News: NSW Housing Investment Sets Record High

Housing investment in New South Wales continues to grow as current levels are getting close to record highs, new Australian Bureau Statistics reports revealed.

Latest ABS data found that the value of residential lending in the state reached $7.19 billion in November 2016, the highest on record for the year and a significant 25.5 per cent increase from the previous month’s $5.7 billion.

The November value was also the second highest on record for NSW, with the highest being $7.36 billion in June 2015.

Investor loans constituted 56.7 per cent of all approved residential lending in NSW over the month, making it the highest market share nationally, followed by Victoria’s 45 per cent.

NSW’s residential investor lending represented 56.1 per cent of all approved lending in Australia in November. “This is clearly a record result, eclipsing the previous high of 48.8 per cent reported over March 2016,” said Andrew Wilson, chief economist at Domain Group.

“The strong Sydney market remains a magnet for investors with demand set to continue to rise attracted by continuing solid price growth and a tight rental market with rising rents consolidating gross yields.”

Wilson expected the NSW market to continue its growth, prompted by the possibility of better investment property taxes and rate cuts after 2015’s hike in mortgage rates.

“Residential investors have stormed back into the market since May 2016 driven by the prospect of possible changes to the tax treatment of investment property and interest rate cuts,” said Wilson.

“NSW generally and Sydney specifically remain the epicentre for what has re-emerged as unprecedented activity from this group.”
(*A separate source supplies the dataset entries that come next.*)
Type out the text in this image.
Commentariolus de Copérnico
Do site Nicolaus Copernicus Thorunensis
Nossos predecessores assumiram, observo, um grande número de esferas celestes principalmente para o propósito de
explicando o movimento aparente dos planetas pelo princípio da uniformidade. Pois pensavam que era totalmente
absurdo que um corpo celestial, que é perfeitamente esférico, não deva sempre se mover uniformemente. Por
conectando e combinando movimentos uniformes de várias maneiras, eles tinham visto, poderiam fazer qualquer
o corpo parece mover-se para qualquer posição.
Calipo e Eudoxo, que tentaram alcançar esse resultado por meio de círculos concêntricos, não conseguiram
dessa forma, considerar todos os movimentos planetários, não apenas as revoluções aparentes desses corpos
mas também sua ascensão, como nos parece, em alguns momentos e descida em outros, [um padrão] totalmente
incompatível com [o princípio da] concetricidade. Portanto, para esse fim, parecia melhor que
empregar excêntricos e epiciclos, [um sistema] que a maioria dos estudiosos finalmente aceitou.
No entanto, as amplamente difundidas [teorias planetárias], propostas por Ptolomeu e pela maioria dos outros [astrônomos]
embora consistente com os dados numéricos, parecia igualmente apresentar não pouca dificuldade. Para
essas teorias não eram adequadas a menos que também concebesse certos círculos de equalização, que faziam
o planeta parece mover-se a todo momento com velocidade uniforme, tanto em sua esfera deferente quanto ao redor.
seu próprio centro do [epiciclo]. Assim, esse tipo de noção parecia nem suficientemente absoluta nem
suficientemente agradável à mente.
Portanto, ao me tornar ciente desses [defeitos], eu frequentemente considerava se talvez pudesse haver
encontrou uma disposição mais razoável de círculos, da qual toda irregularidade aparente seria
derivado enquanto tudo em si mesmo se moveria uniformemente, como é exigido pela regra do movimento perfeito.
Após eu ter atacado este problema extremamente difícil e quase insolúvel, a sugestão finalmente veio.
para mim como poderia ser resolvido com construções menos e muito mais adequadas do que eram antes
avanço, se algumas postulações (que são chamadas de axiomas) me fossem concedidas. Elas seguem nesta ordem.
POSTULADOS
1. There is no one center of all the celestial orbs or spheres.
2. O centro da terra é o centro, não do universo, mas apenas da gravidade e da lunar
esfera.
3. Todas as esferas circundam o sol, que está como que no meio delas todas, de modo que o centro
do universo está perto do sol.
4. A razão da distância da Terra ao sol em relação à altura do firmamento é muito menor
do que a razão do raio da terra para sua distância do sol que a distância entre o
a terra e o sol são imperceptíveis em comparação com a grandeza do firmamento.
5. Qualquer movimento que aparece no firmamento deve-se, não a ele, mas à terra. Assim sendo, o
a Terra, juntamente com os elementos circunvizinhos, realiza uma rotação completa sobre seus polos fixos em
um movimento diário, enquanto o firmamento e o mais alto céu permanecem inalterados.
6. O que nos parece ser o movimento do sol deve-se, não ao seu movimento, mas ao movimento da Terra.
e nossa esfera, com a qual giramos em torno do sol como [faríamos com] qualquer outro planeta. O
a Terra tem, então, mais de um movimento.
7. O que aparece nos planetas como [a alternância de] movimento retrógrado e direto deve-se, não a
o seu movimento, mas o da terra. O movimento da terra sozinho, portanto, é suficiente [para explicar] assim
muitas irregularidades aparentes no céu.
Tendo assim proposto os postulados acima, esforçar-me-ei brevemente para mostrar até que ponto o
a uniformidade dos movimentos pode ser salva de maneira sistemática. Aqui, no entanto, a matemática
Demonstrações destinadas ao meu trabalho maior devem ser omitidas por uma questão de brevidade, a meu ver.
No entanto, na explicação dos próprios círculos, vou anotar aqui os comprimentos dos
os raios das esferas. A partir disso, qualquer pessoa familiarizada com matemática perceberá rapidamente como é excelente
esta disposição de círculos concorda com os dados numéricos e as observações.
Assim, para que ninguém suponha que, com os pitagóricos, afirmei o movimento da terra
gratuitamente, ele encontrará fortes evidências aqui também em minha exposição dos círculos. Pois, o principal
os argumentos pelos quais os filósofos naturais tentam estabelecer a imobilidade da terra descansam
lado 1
Cameron Kusher, head of research at CoreLogic said while NSW and Victoria might seem promising, investors should be mindful of the long-term risks.

“It’s clear that demand for mortgages from the investor segment is picking up, particularly in New South Wales and Victoria, which are proxies for Sydney and Melbourne respectively,” said Kusher. However, he added that investors should also think about the risks from long-term value growth phase as well as the historically low rental earnings.